The Internet of Things

From concept to reality: Plans for a network that connects everything and everyone everywhere are well under way.
By John Edwards
The basic IoT concept has been knocking around for more than a decade. In 1999, several RFID visionaries created the Auto-ID Center at the Massachusetts Institute of Technology, which was sponsored by several organizations and corporations, including Motorola. "This was important in the evolution of RFID technology, as it created a center that brought industry, academia and the standards communities together with an express goal of making RFID technology ubiquitous," Steinberg says.


Kevin Ashton, a cofounder of the Auto-ID Center, is generally acknowledged for coining the phrase the Internet of Things. "Kevin has been one of the key visionaries in our field, and was among the first to see the vast potential of RFID technology," Steinberg says. "He foresaw the myriad applications possible and their potential to benefit society."

Of course, connecting everyone and everything in the world isn't simple or easy. Transforming the IoT from an interesting concept into reality requires the development of a complex technological foundation based on standards covering a wide range of network and device operational and compatibility requirements. This work is already under way.

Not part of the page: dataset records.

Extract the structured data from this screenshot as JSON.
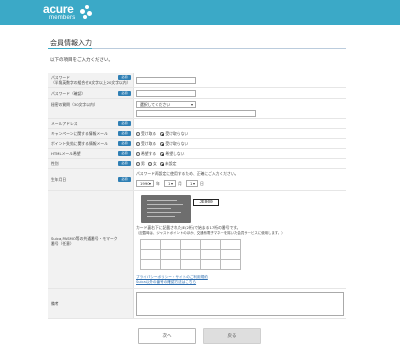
{
  "header": {
    "brand": "acure",
    "brand_sub": "members"
  },
  "page": {
    "title": "会員情報入力",
    "intro": "以下の項目をご入力ください。",
    "required_badge": "必須"
  },
  "fields": {
    "password": {
      "label": "パスワード\n（半角英数字の組合せ8文字以上20文字以内）"
    },
    "password_confirm": {
      "label": "パスワード（確認）"
    },
    "security_question": {
      "label": "秘密の質問（30文字以内）",
      "select_value": "選択してください"
    },
    "email": {
      "label": "メールアドレス"
    },
    "campaign_mail": {
      "label": "キャンペーンに関する情報メール",
      "opt_yes": "受け取る",
      "opt_no": "受け取らない"
    },
    "point_mail": {
      "label": "ポイント失効に関する情報メール",
      "opt_yes": "受け取る",
      "opt_no": "受け取らない"
    },
    "html_mail": {
      "label": "HTMLメール希望",
      "opt_yes": "希望する",
      "opt_no": "希望しない"
    },
    "gender": {
      "label": "性別",
      "opt_male": "男",
      "opt_female": "女",
      "opt_none": "未設定"
    },
    "birthday": {
      "label": "生年月日",
      "note": "パスワード再設定に使用するため、正確にご入力ください。",
      "year": "1990",
      "year_unit": "年",
      "month": "1",
      "month_unit": "月",
      "day": "1",
      "day_unit": "日"
    },
    "suica": {
      "label": "Suica,PASMO等の共通番号・モマーク\n番号（任意）",
      "card_code": "JE000",
      "desc1": "カード裏右下に記載されたJE(2桁)で始まる17桁の番号です。",
      "desc2": "（記載時は、ジャストポイントのほか、交通系電子マネーを除いた会員サービスに使用します。）",
      "link1": "プライバシーポリシー・サイトのご利用規約",
      "link2": "Suica以外の番号の確認方法はこちら"
    },
    "remarks": {
      "label": "備考"
    }
  },
  "buttons": {
    "next": "次へ",
    "back": "戻る"
  },
  "colors": {
    "header": "#3ba9c7",
    "badge": "#2f7fb4"
  }
}
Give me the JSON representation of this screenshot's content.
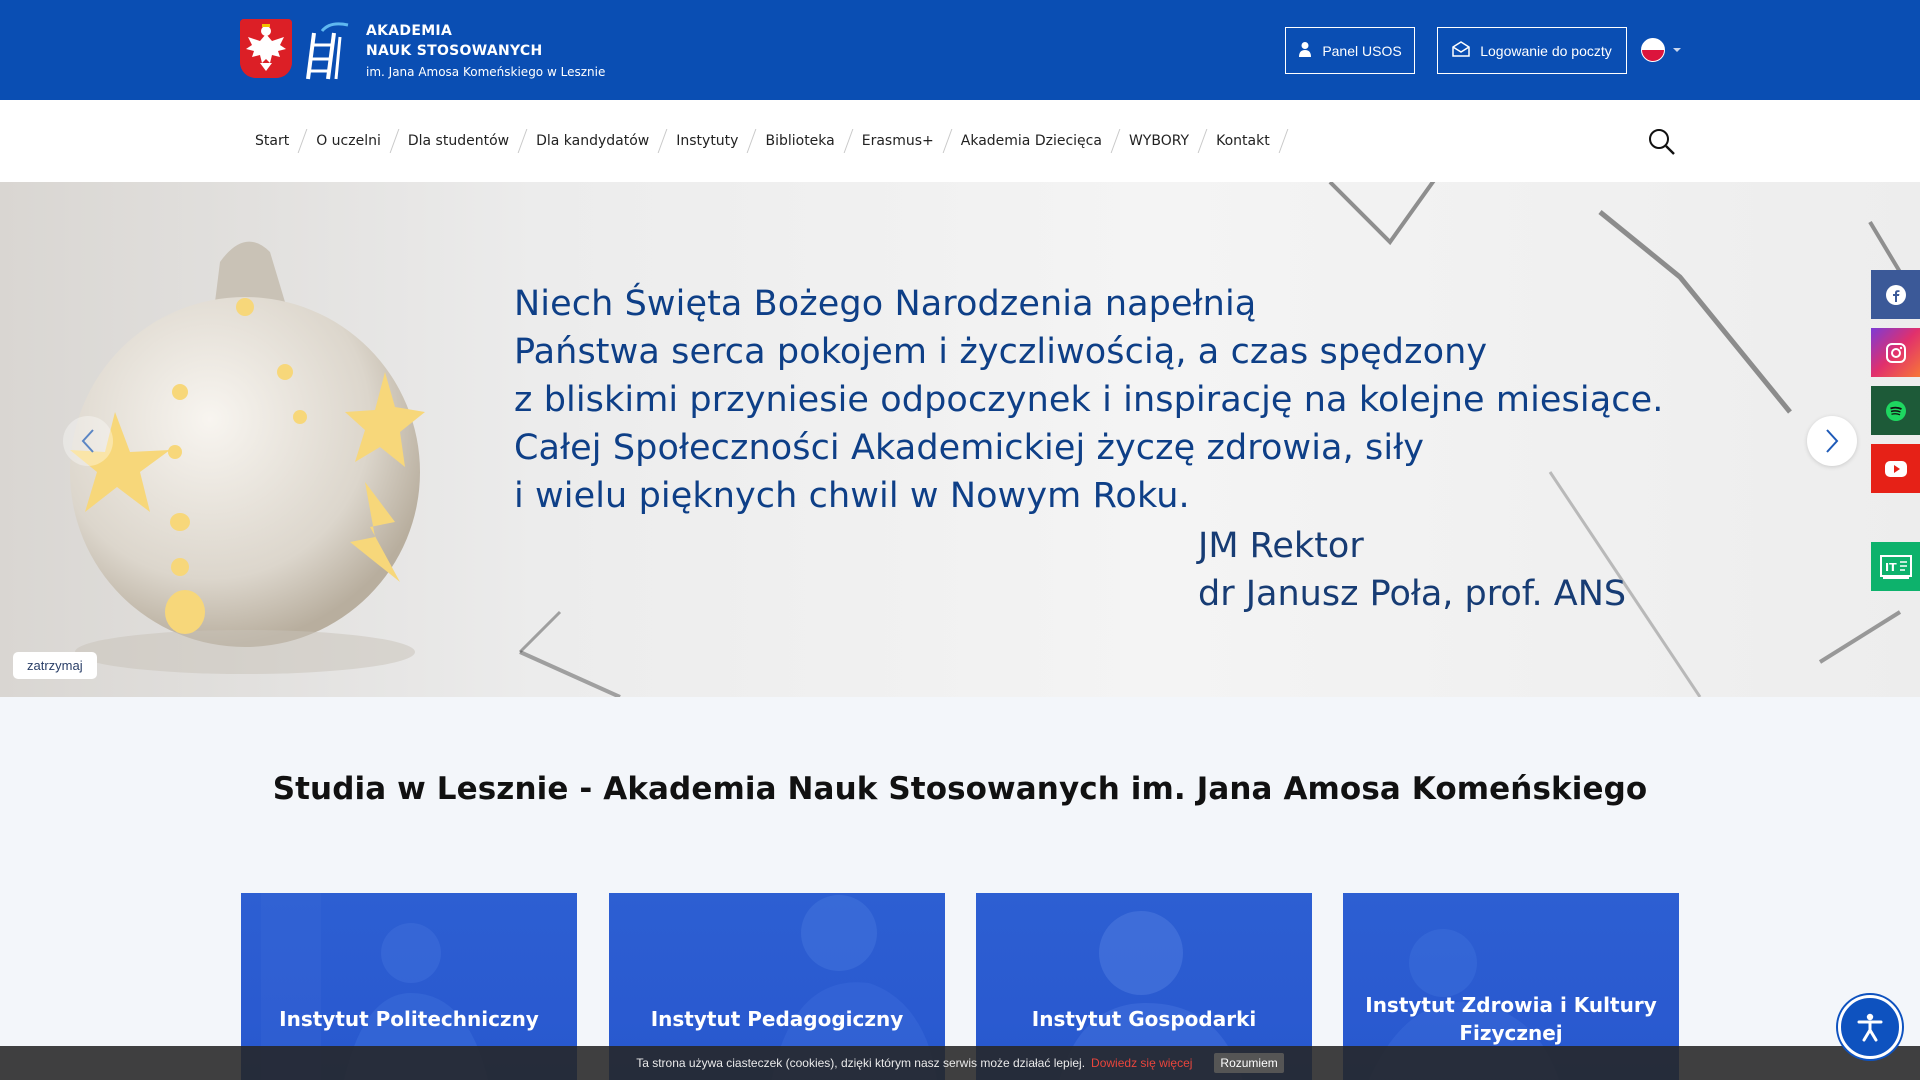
{
  "header": {
    "brand_line1": "AKADEMIA",
    "brand_line2": "NAUK STOSOWANYCH",
    "brand_line3": "im. Jana Amosa Komeńskiego w Lesznie",
    "usos_label": "Panel USOS",
    "mail_label": "Logowanie do poczty",
    "language": "PL"
  },
  "nav": {
    "items": [
      "Start",
      "O uczelni",
      "Dla studentów",
      "Dla kandydatów",
      "Instytuty",
      "Biblioteka",
      "Erasmus+",
      "Akademia Dziecięca",
      "WYBORY",
      "Kontakt"
    ]
  },
  "hero": {
    "lines": [
      "Niech Święta Bożego Narodzenia napełnią",
      "Państwa serca pokojem i życzliwością, a czas spędzony",
      "z bliskimi przyniesie odpoczynek i inspirację na kolejne miesiące.",
      "Całej Społeczności Akademickiej życzę zdrowia, siły",
      "i wielu pięknych chwil w Nowym Roku."
    ],
    "signature_line1": "JM Rektor",
    "signature_line2": "dr Janusz Poła, prof. ANS",
    "pause_label": "zatrzymaj"
  },
  "section": {
    "title": "Studia w Lesznie - Akademia Nauk Stosowanych im. Jana Amosa Komeńskiego"
  },
  "cards": [
    {
      "title_line1": "Instytut Politechniczny",
      "title_line2": ""
    },
    {
      "title_line1": "Instytut Pedagogiczny",
      "title_line2": ""
    },
    {
      "title_line1": "Instytut Gospodarki",
      "title_line2": ""
    },
    {
      "title_line1": "Instytut Zdrowia i Kultury",
      "title_line2": "Fizycznej"
    }
  ],
  "cookie": {
    "text": "Ta strona używa ciasteczek (cookies), dzięki którym nasz serwis może działać lepiej.",
    "more_label": "Dowiedz się więcej",
    "accept_label": "Rozumiem"
  },
  "colors": {
    "brand_blue": "#0a4eb3",
    "hero_text": "#0e3f87",
    "card_blue": "#2a5ad0"
  },
  "icons": {
    "social": [
      "facebook-icon",
      "instagram-icon",
      "spotify-icon",
      "youtube-icon",
      "it-icon"
    ]
  }
}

Steinberg says: "In addition to the wired backbone of today's modern Internet, there are four wireless technologies that are enabling the Internet of Things: LAN [local area network], WAN [wide area network], short-range device-to-device [communication] and RFID."

Looking into the future, the IoT's sheer scale involves numbers usually reserved for discussions on the nature of the universe. "One analysis put forth the estimate that [the IoT will include] connectivity among 50 to 100 trillion different objects, with each human being surrounded by 1,000 to 5,000 distinct objects," Steinberg says. "RFID, which imposes a cost of only pennies per tag, enables the cost-effective connection of such a large number of objects."